2.3.2 While 70% of the population believed in God, only 17% went to church. Lack of deference towards religious leaders.
2.3.3 The general attitudes towards politicians was tat they were untrustworthy and self-seeking.
2.4 Women and family
2.4.1 While mamy women worked in the years after 1945, there was a clear expectation that they should stop work when they got married to fulfil their duties as housewives.
2.4.2 Divorce was very difficult to gain, divorce rates rose from 6000 to 60,000 due to war time strains on relationships.
2.5 Sex
2.5.1 Sex before marriage and homosexuality were all taboo in the years 1945-54 They still happened, but it was not acceptable to discuss or practise them openly
2.6 Racial minorities
2.6.1 The minor number of ethnic minorities meant that few Britons had much contact with other ethnic groups. Attitudes ranged from fear and contempt to curiosity and tolerance.
2.7 Consumerism
2.7.1 Many items of food remained rationed until 1954, spending on food was 1/3 of household expenditure. After clothing, fuel, transport and necessary services this did not leave much money for spending on luxuries.

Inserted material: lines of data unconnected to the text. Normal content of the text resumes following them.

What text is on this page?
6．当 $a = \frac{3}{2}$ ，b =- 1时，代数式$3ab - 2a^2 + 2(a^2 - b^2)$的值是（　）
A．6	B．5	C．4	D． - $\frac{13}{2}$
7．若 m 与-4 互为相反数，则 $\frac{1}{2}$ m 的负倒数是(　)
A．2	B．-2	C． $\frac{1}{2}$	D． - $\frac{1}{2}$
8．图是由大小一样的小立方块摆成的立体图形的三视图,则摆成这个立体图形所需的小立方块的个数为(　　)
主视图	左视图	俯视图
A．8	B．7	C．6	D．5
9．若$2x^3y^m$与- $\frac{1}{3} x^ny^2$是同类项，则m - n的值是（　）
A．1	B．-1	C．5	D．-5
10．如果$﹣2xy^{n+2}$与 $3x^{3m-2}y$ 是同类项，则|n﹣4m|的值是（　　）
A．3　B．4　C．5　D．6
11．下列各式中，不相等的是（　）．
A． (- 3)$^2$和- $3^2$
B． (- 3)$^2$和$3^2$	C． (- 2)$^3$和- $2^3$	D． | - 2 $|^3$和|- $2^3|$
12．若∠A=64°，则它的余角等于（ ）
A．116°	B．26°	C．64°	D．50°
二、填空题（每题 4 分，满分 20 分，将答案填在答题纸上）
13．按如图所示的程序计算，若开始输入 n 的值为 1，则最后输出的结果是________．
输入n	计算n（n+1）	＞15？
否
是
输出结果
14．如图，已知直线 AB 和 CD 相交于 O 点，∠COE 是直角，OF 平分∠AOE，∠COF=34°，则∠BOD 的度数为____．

2.7.2 People often mended and reused clothing. People were looking forward to more affluent times ahead. They were not obsessed with material goods.

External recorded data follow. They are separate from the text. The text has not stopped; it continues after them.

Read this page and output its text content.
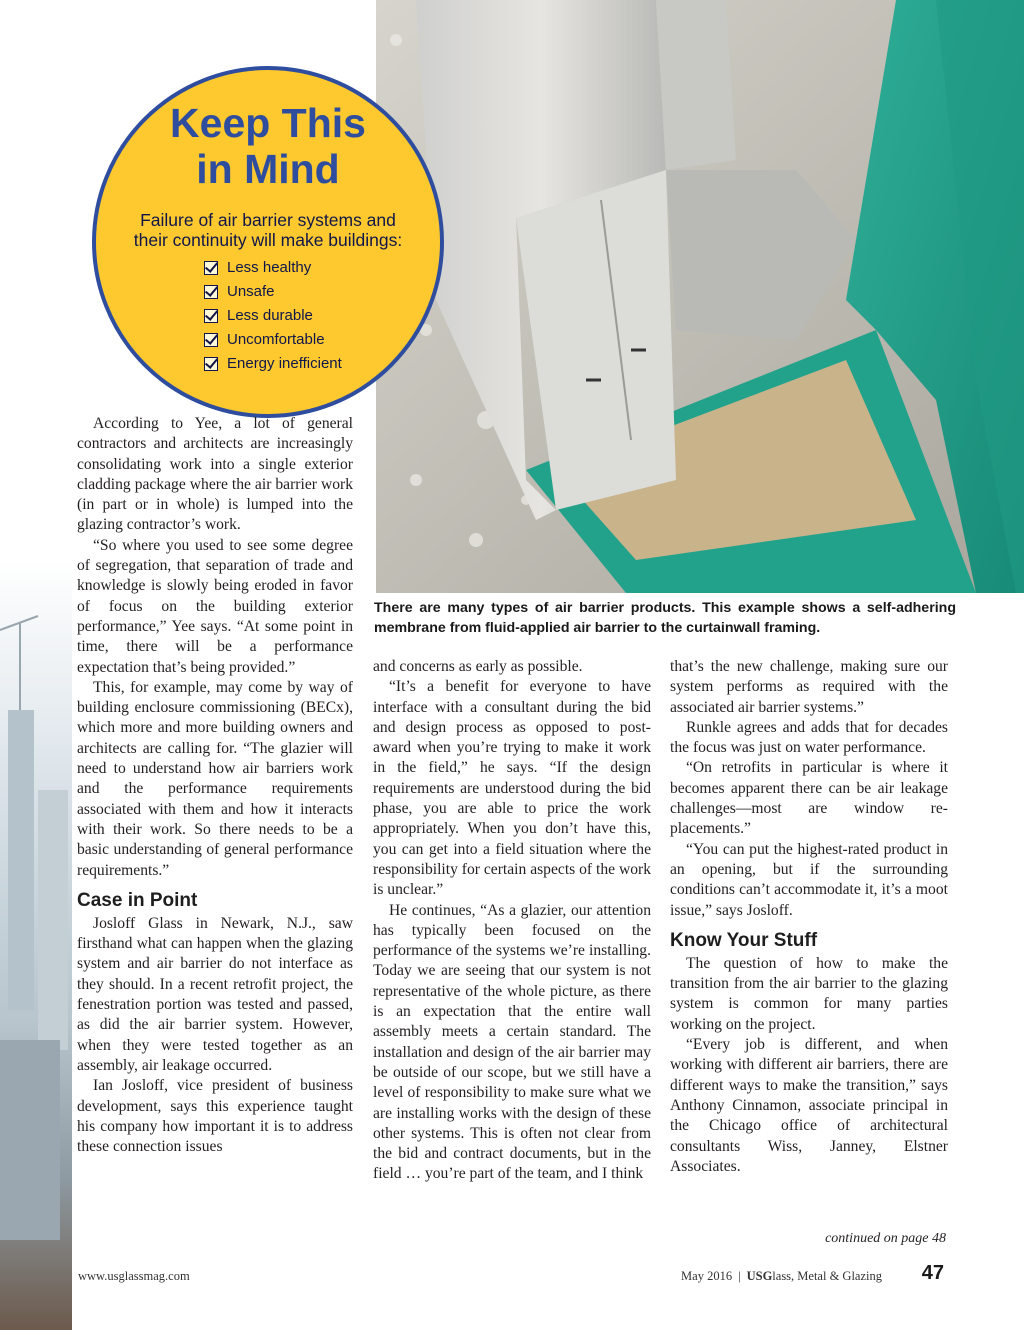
Keep This
in Mind
Failure of air barrier systems and
their continuity will make buildings:
Less healthy
Unsafe
Less durable
Uncomfortable
Energy inefficient
There are many types of air barrier products. This example shows a self-adhering membrane from fluid-applied air barrier to the curtainwall framing.

According to Yee, a lot of general contractors and architects are increasingly consolidating work into a single exterior cladding package where the air barrier work (in part or in whole) is lumped into the glazing contractor’s work.

“So where you used to see some degree of segregation, that separation of trade and knowledge is slowly being eroded in favor of focus on the building exterior performance,” Yee says. “At some point in time, there will be a performance expectation that’s being provided.”

This, for example, may come by way of building enclosure commissioning (BECx), which more and more building owners and architects are calling for. “The glazier will need to understand how air barriers work and the performance requirements associated with them and how it interacts with their work. So there needs to be a basic understanding of general performance requirements.”

Case in Point

Josloff Glass in Newark, N.J., saw firsthand what can happen when the glazing system and air barrier do not interface as they should. In a recent retrofit project, the fenestration portion was tested and passed, as did the air barrier system. However, when they were tested together as an assembly, air leakage occurred.

Ian Josloff, vice president of business development, says this experience taught his company how important it is to address these connection issues

and concerns as early as possible.

“It’s a benefit for everyone to have interface with a consultant during the bid and design process as opposed to post-award when you’re trying to make it work in the field,” he says. “If the design requirements are understood during the bid phase, you are able to price the work appropriately. When you don’t have this, you can get into a field situation where the responsibility for certain aspects of the work is unclear.”

He continues, “As a glazier, our attention has typically been focused on the performance of the systems we’re installing. Today we are seeing that our system is not representative of the whole picture, as there is an expectation that the entire wall assembly meets a certain standard. The installation and design of the air barrier may be outside of our scope, but we still have a level of responsibility to make sure what we are installing works with the design of these other systems. This is often not clear from the bid and contract documents, but in the field … you’re part of the team, and I think

that’s the new challenge, making sure our system performs as required with the associated air barrier systems.”

Runkle agrees and adds that for decades the focus was just on water performance.

“On retrofits in particular is where it becomes apparent there can be air leakage challenges—most are window replacements.”

“You can put the highest-rated product in an opening, but if the surrounding conditions can’t accommodate it, it’s a moot issue,” says Josloff.

Know Your Stuff

The question of how to make the transition from the air barrier to the glazing system is common for many parties working on the project.

“Every job is different, and when working with different air barriers, there are different ways to make the transition,” says Anthony Cinnamon, associate principal in the Chicago office of architectural consultants Wiss, Janney, Elstner Associates.

continued on page 48
www.usglassmag.com	May 2016 | USGlass, Metal & Glazing 47
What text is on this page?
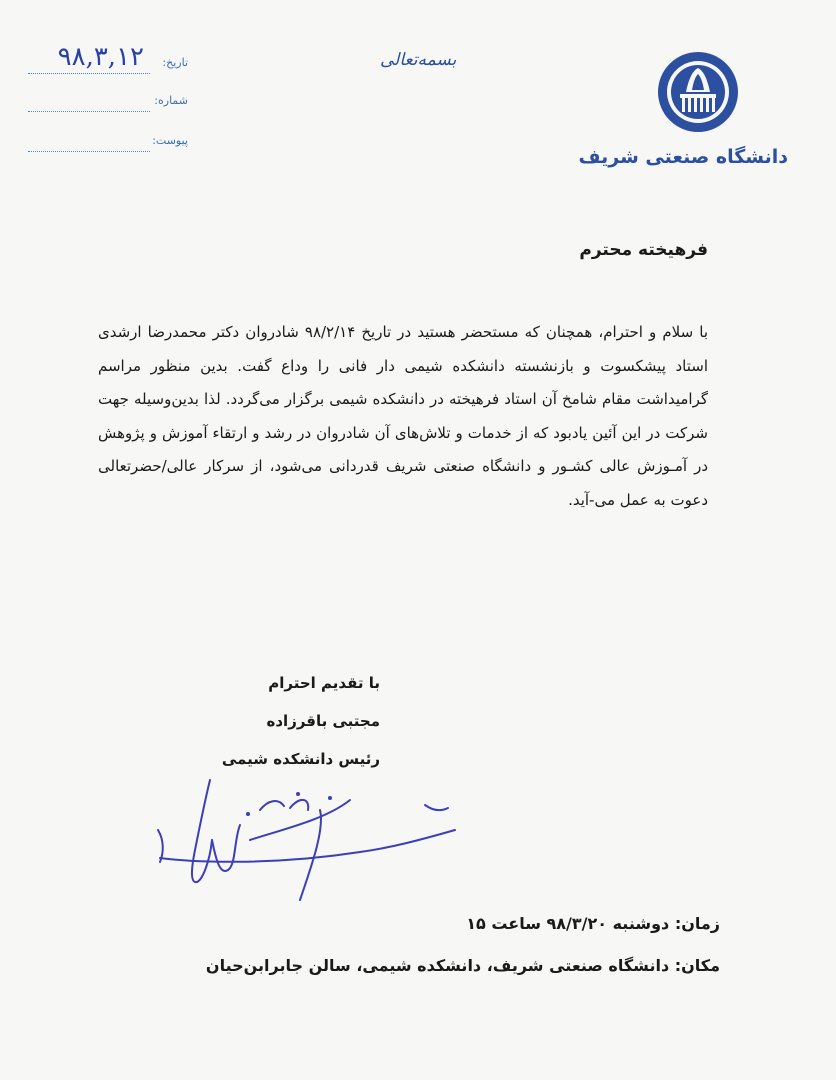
تاریخ:
۹۸,۳,۱۲
شماره:
پیوست:
بسمه‌تعالی
دانشگاه صنعتی شریف
فرهیخته محترم
با سلام و احترام، همچنان که مستحضر هستید در تاریخ ۹۸/۲/۱۴ شادروان دکتر محمدرضا ارشدی استاد پیشکسوت و بازنشسته دانشکده شیمی دار فانی را وداع گفت. بدین منظور مراسم گرامیداشت مقام شامخ آن استاد فرهیخته در دانشکده شیمی برگزار می‌گردد. لذا بدین‌وسیله جهت شرکت در این آئین یادبود که از خدمات و تلاش‌های آن شادروان در رشد و ارتقاء آموزش و پژوهش در آمـوزش عالی کشـور و دانشگاه صنعتی شریف قدردانی می‌شود، از سرکار عالی/حضرتعالی دعوت به عمل می-آید.
با تقدیم احترام
مجتبی باقرزاده
رئیس دانشکده شیمی
زمان: دوشنبه ۹۸/۳/۲۰ ساعت ۱۵
مکان: دانشگاه صنعتی شریف، دانشکده شیمی، سالن جابرابن‌حیان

3 Features of popular culture
3.1 Newspapers
3.1.1 Many independent, local region newspapers were closely linked with a political party. However there was a rise in 'press barons', who built up large chains of newspapers.

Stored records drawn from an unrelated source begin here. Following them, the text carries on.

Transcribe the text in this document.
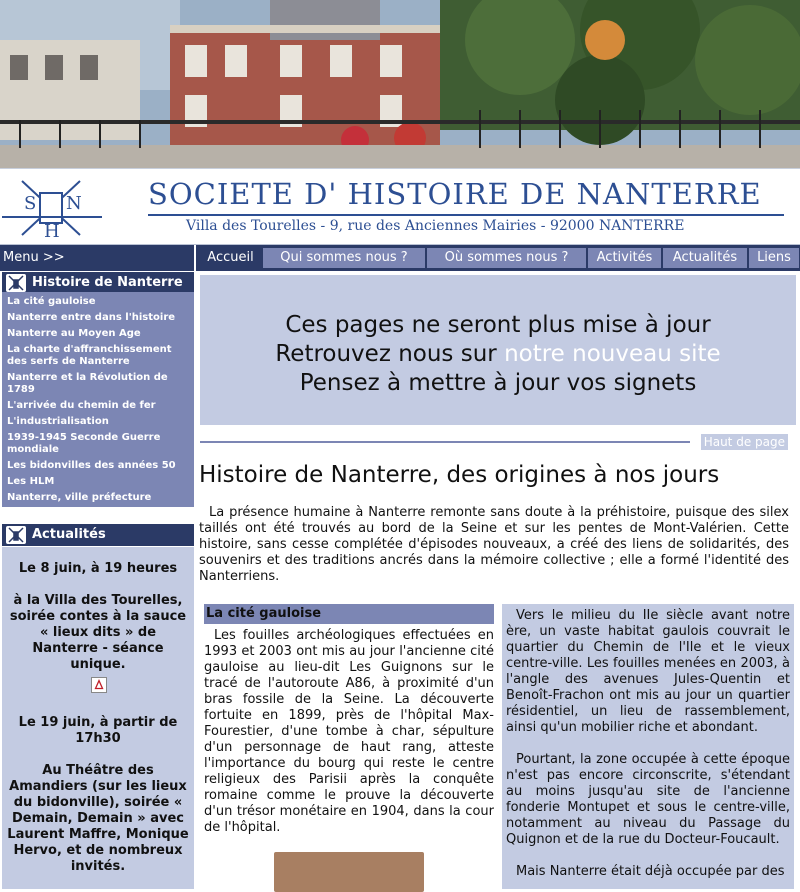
S N
H
SOCIETE D' HISTOIRE DE NANTERRE
Villa des Tourelles - 9, rue des Anciennes Mairies - 92000 NANTERRE
Menu >>	Accueil	Qui sommes nous ?	Où sommes nous ?	Activités	Actualités	Liens
Histoire de Nanterre
La cité gauloise
Nanterre entre dans l'histoire
Nanterre au Moyen Age
La charte d'affranchissement des serfs de Nanterre
Nanterre et la Révolution de 1789
L'arrivée du chemin de fer
L'industrialisation
1939-1945 Seconde Guerre mondiale
Les bidonvilles des années 50
Les HLM
Nanterre, ville préfecture
Actualités
Le 8 juin, à 19 heures
à la Villa des Tourelles, soirée contes à la sauce « lieux dits » de Nanterre - séance unique.
Le 19 juin, à partir de 17h30
Au Théâtre des Amandiers (sur les lieux du bidonville), soirée « Demain, Demain » avec Laurent Maffre, Monique Hervo, et de nombreux invités.
Ces pages ne seront plus mise à jour
Retrouvez nous sur notre nouveau site
Pensez à mettre à jour vos signets
Haut de page
Histoire de Nanterre, des origines à nos jours

La présence humaine à Nanterre remonte sans doute à la préhistoire, puisque des silex taillés ont été trouvés au bord de la Seine et sur les pentes de Mont-Valérien. Cette histoire, sans cesse complétée d'épisodes nouveaux, a créé des liens de solidarités, des souvenirs et des traditions ancrés dans la mémoire collective ; elle a formé l'identité des Nanterriens.

La cité gauloise

Les fouilles archéologiques effectuées en 1993 et 2003 ont mis au jour l'ancienne cité gauloise au lieu-dit Les Guignons sur le tracé de l'autoroute A86, à proximité d'un bras fossile de la Seine. La découverte fortuite en 1899, près de l'hôpital Max-Fourestier, d'une tombe à char, sépulture d'un personnage de haut rang, atteste l'importance du bourg qui reste le centre religieux des Parisii après la conquête romaine comme le prouve la découverte d'un trésor monétaire en 1904, dans la cour de l'hôpital.

Vers le milieu du IIe siècle avant notre ère, un vaste habitat gaulois couvrait le quartier du Chemin de l'Ile et le vieux centre-ville. Les fouilles menées en 2003, à l'angle des avenues Jules-Quentin et Benoît-Frachon ont mis au jour un quartier résidentiel, un lieu de rassemblement, ainsi qu'un mobilier riche et abondant.

Pourtant, la zone occupée à cette époque n'est pas encore circonscrite, s'étendant au moins jusqu'au site de l'ancienne fonderie Montupet et sous le centre-ville, notamment au niveau du Passage du Quignon et de la rue du Docteur-Foucault.

Mais Nanterre était déjà occupée par des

3.1.2 Often newspaper were used in support for political views, but as businessmen, they put profits before politics.
3.1.3 'Broadsheets' attracted elite, wealthier readers and charged heavy fees for advertising companies who wished to advertise in newspapers
3.1.4 For the 'tabloids', it was a case of total sales alone that dictated how much companies would pay for advertising space
3.2 Radio
3.2.1 Unlike fierce competition in newspaper sales, the BBC had a monopoly on radio broadcasting in the UK until 1973. Given that 90% of British homes had a wireless radio, the BBC had massive potential to influence national culture. The BBC would treat the audience as 'public' and not 'market' so they tried to improve cultural and educational standards.
3.2.2 Radio programmes were targeted at listeners at home. In this way, it promoted the domestication of leisure time. It also enhanced feelings of national identity through the ability to give immediacy to an event that reached most parts of the country.
3.2.3 On Sundays, when the light programme broadcast draery shows dedicated to religious services, many listeners abandoned the BBC and tuned into 'pirate radio' stations such as radio Luxembourg and radio Normandy who bradcasted into Britain from the sea.
3.3 Cinema
3.3.1 Cinema is a frm of escapism, and what was acceptable on screen might not necessarily be acceptable in the real world. The British Board of Film Censors (BBFC) acted to prevent bad language, se and subversive ideas from reaching British audiences.
3.3.2 Cinema predominantly attracted the working class, and increasingly youthful audience; what appealed to these cinema-goers might not appeal to everyone.
3.3.3 British cinema had always suffered from extremely strong American competition, around 80% of films in Britain were American.
3.3.4 The toning dwin of elite manners and accents made British films more popular. Ealing Studio comedies appealed heavily to British audiences. The 'spiv' film was very popular, it depicted a young, dangerous man, usually dressed like a gangster, profiting from criminal activity.